Viral-Induced Inflammatory Coagulation Disorders: Preparing for Another Epidemic

Abstract

Several viral infectious diseases have emerged or re-emerged from wildlife vectors that have generated serious threats to global health. Increased international travel and commerce increase the risk of transmission of viral or other infectious diseases. In addition, recent climate changes accelerate the potential spread of domestic disease. The coronavirus disease 2019 (COVID-19) pandemic is an important example of the worldwide spread, and the current epidemic will unlikely be the last. Viral hemorrhagic fevers, such as dengue and Lassa fevers, may also have the potential to spread worldwide with a significant impact on public health with unpredictable timing. Based on the important lessons learned from COVID-19, it would be prudent to prepare for future pandemics of life-threatening viral diseases. The key concept that connect COVID-19 and viral hemorrhagic fever is the coagulation disorder. This review focuses on the coagulopathy of acute viral infections since hypercoagulability has been a major challenge in COVID-19, but represents a different presentation compared with viral hemorrhagic fever. However, both thrombosis and hemorrhage are understood as the result of thromboinflammation due to viral infections, and the role of anticoagulation is important to consider.

Fig. 1

Comparison of coagulopathy evoked by viral hemorrhagic fever and COVID-19. In the typical course of severe viral hemorrhagic fever, the significant suppression in adaptive immune system along with the abrupt activation in the coagulation system is induced initially which immediately turns to the consumptive coagulopathy phase.

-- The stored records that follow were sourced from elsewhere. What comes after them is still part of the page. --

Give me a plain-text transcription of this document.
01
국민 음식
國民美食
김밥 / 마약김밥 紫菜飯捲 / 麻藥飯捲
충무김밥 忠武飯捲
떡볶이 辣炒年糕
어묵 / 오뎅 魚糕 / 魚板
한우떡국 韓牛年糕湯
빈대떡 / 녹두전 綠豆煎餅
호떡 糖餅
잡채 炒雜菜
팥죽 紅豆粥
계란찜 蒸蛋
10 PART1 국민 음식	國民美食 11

As a result, hemorrhage is the main phenotype in the late phase. In contrast, the activation in coagulation is mainly localized in the lung in COVID-19, and the systemic thrombotic phase lasts longer. The consumptive coagulation disorder is seen in limited cases even in a late phase.

Fig. 2

Pathogenesis of COVID-19-associated coagulopathy. Severe acute respiratory syndrome coronavirus 2 (SARS-CoV-2) directly infects macrophages/monocytes, which provoke inflammation and thrombosis by releasing proinflammatory cytokines, such as tumor necrosis factor (TNF)-α, interleukin (IL) 1β and IL6, and expressing tissue factor (TF). Activated neutrophils eject neutrophil extracellular traps (NETs) and disrupt the antithrombogenicity by damaging glycocalyx. Thrombin is the central mediator that activates endothelial cells, elicits a proinflammatory reaction, prothrombotic change, and activates platelet aggregation. SARS-CoV-2 also infects endothelial cell through binding to angiotensin converting enzyme 2 (ACE2) and stimulates the release of factor VIII, VWF, and angiopoietin 2 (Ang2). EC, endothelial cell; MPO, myeloperoxidase; PAI-1, plasminogen activator inhibitor 1; VWF, von Willebrand factor.

Fig. 3

Pathogenesis of viral hemorrhagic fever. Infected dendritic cells and macrophages lose their ability to produce type I interferon (IFN) sufficiently and lymphocytes fall into cell death. Inappropriate dendritic cell function causes a perturbation in the innate immune system that leads to increased vascular permeability. Furthermore, the replicated viruses disseminate throughout the body and induce a variety of systemic reactions, such as dysfunction of the visceral parenchymal cells, platelet disability, and coagulopathy which lead to disseminated intravascular coagulation leading to uncontrolled hemorrhage. EC, endothelial cell; IFN, interferon; IL, interleukin; MCP-1, monocyte chemoattractant protein 1; NETs, neutrophil extracellular traps; PAR-1, protease activated receptor 1; TF, tissue factor.